Jury Backs Kansas City Chiefs in First of Three Age Discrimination Claims
A Missouri jury found that the Kansas City Chiefs did not fire a former employee because of his age, but the NFL franchise still faces two more age-discrimination lawsuits.
The complaints arise from a series of firings in the team’s “front office”—its administrative staff—after the 2009 arrival of Scott Pioli as the new general manager. Several former employees said they fell victim to a concerted scheme to make the staff younger.
On March 6, in the first case to reach trial, state court jurors found the Chiefs did not discriminate against Steve Cox because of his age. The former maintenance manager was fired in 2010, purportedly for giving an employee an unapproved raise.
Mr. Cox, then 61, had claimed that his firing violated the Missouri Human Rights Act, which outlaws workplace discrimination based on age. He asked for back pay of more than $400,000, plus damages. His lawyer said Mr. Cox would appeal.
Mr. Pioli himself was fired by the Chiefs at the start of 2013, and testified at the trial.
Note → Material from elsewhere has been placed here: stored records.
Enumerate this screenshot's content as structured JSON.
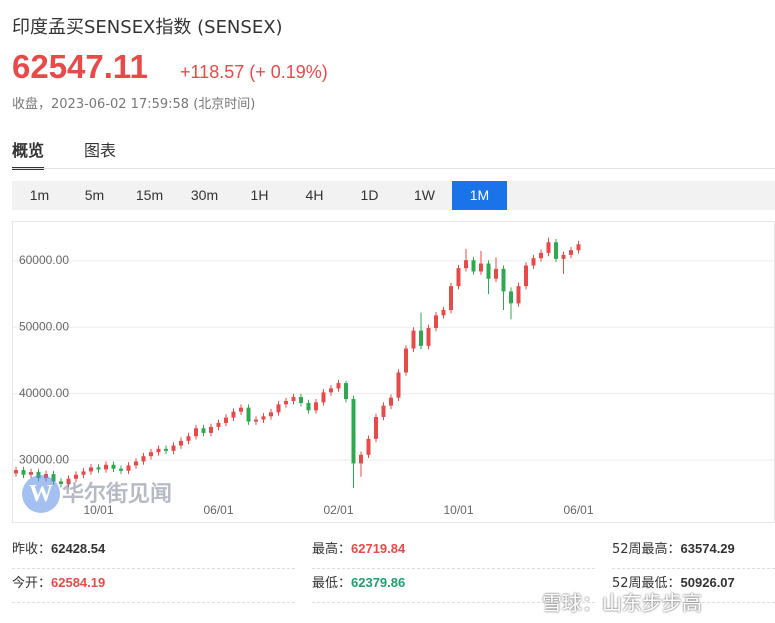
{
  "header": {
    "title": "印度孟买SENSEX指数 (SENSEX)",
    "price": 62547.11,
    "change": "+118.57 (+ 0.19%)",
    "status": "收盘，2023-06-02 17:59:58 (北京时间)"
  },
  "tabs": [
    "概览",
    "图表"
  ],
  "periods": [
    "1m",
    "5m",
    "15m",
    "30m",
    "1H",
    "4H",
    "1D",
    "1W",
    "1M"
  ],
  "active_period": "1M",
  "chart_data": {
    "type": "candlestick",
    "categories": [
      null,
      null,
      null,
      null,
      null,
      null,
      null,
      null,
      null,
      null,
      null,
      "10/01",
      null,
      null,
      null,
      null,
      null,
      null,
      null,
      null,
      null,
      null,
      null,
      null,
      null,
      null,
      null,
      "06/01",
      null,
      null,
      null,
      null,
      null,
      null,
      null,
      null,
      null,
      null,
      null,
      null,
      null,
      null,
      null,
      "02/01",
      null,
      null,
      null,
      null,
      null,
      null,
      null,
      null,
      null,
      null,
      null,
      null,
      null,
      null,
      null,
      "10/01",
      null,
      null,
      null,
      null,
      null,
      null,
      null,
      null,
      null,
      null,
      null,
      null,
      null,
      null,
      null,
      "06/01"
    ],
    "open": [
      28000,
      28500,
      27800,
      28200,
      27300,
      27900,
      26800,
      26400,
      27200,
      27800,
      28300,
      28900,
      28600,
      29300,
      28700,
      28400,
      29200,
      29800,
      30600,
      31200,
      31700,
      31400,
      32200,
      32900,
      33600,
      34800,
      34100,
      35000,
      35600,
      36400,
      37300,
      37900,
      35800,
      36100,
      36600,
      37200,
      38400,
      38900,
      39500,
      38600,
      37500,
      38700,
      40200,
      40800,
      41600,
      39200,
      29500,
      30800,
      33200,
      36500,
      38200,
      39400,
      43200,
      46800,
      49500,
      47200,
      49900,
      51800,
      52600,
      56200,
      58900,
      60100,
      58400,
      59600,
      57300,
      58800,
      55400,
      53600,
      56200,
      59300,
      60400,
      61200,
      62800,
      60300,
      60900,
      61600
    ],
    "high": [
      29000,
      29000,
      28700,
      28700,
      28400,
      28400,
      27300,
      27700,
      28300,
      28800,
      29400,
      29400,
      29800,
      29800,
      29200,
      29700,
      30300,
      31100,
      31700,
      32200,
      32200,
      32700,
      33400,
      34100,
      35300,
      35300,
      35500,
      36100,
      36900,
      37800,
      38400,
      38400,
      36600,
      37100,
      37700,
      38900,
      39400,
      40000,
      40000,
      39100,
      39200,
      40700,
      41300,
      42100,
      41900,
      39700,
      31300,
      33700,
      37000,
      38700,
      39900,
      43700,
      47300,
      50000,
      52200,
      50400,
      52300,
      53100,
      56700,
      59400,
      61800,
      60600,
      61500,
      60100,
      60500,
      59300,
      56000,
      56700,
      59800,
      60900,
      61700,
      63500,
      63300,
      61400,
      62100,
      63000
    ],
    "low": [
      27500,
      27300,
      27300,
      26800,
      26800,
      26300,
      25900,
      25900,
      26700,
      27300,
      27800,
      28100,
      28100,
      28200,
      27900,
      27900,
      28700,
      29300,
      30100,
      30700,
      30900,
      30900,
      31700,
      32400,
      33100,
      33600,
      33600,
      34500,
      35100,
      35900,
      36800,
      35300,
      35300,
      35600,
      36100,
      36700,
      37900,
      38400,
      38100,
      37000,
      37000,
      38200,
      39700,
      40300,
      38700,
      25800,
      27500,
      30300,
      32700,
      36000,
      37700,
      38900,
      42700,
      46300,
      46700,
      46700,
      49400,
      51300,
      52100,
      55700,
      58400,
      57900,
      57900,
      55000,
      56800,
      52600,
      51200,
      53100,
      55700,
      58800,
      59900,
      60700,
      59800,
      58000,
      60400,
      61100
    ],
    "close": [
      28500,
      27800,
      28200,
      27300,
      27900,
      26800,
      26400,
      27200,
      27800,
      28300,
      28900,
      28600,
      29300,
      28700,
      28400,
      29200,
      29800,
      30600,
      31200,
      31700,
      31400,
      32200,
      32900,
      33600,
      34800,
      34100,
      35000,
      35600,
      36400,
      37300,
      37900,
      35800,
      36100,
      36600,
      37200,
      38400,
      38900,
      39500,
      38600,
      37500,
      38700,
      40200,
      40800,
      41600,
      39200,
      29500,
      30800,
      33200,
      36500,
      38200,
      39400,
      43200,
      46800,
      49500,
      47200,
      49900,
      51800,
      52600,
      56200,
      58900,
      60100,
      58400,
      59600,
      57300,
      58800,
      55400,
      53600,
      56200,
      59300,
      60400,
      61200,
      62800,
      60300,
      60900,
      61600,
      62500
    ],
    "up_color": "#e84a4a",
    "down_color": "#2fa84f",
    "ylim": [
      24300,
      65700
    ],
    "yticks": [
      {
        "value": 30000,
        "label": "30000.00"
      },
      {
        "value": 40000,
        "label": "40000.00"
      },
      {
        "value": 50000,
        "label": "50000.00"
      },
      {
        "value": 60000,
        "label": "60000.00"
      }
    ],
    "grid": true
  },
  "watermarks": [
    "华尔街见闻",
    "雪球：山东步步高"
  ],
  "stats": [
    {
      "label": "昨收：",
      "value": 62428.54
    },
    {
      "label": "最高：",
      "value": 62719.84
    },
    {
      "label": "52周最高：",
      "value": 63574.29
    },
    {
      "label": "今开：",
      "value": 62584.19
    },
    {
      "label": "最低：",
      "value": 62379.86
    },
    {
      "label": "52周最低：",
      "value": 50926.07
    }
  ]
}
In addition to Mr. Cox’s possible appeal, the football team still faces two more age-bias lawsuits. Brenda Sniezek sued the Chiefs in 2011, claiming discrimination for her dismissal after nearly 30 years in the front office. And former controller Larry Clemmons also has a complaint working its way through the state courts.
The Chiefs had argued that both those disputes were governed by mandatory arbitration clauses in the employment contracts of Ms. Sniezek and Mr. Clemmons, and couldn’t be tried in a court. But in February a state appeals panel disagreed, allowing both cases to proceed as civil actions.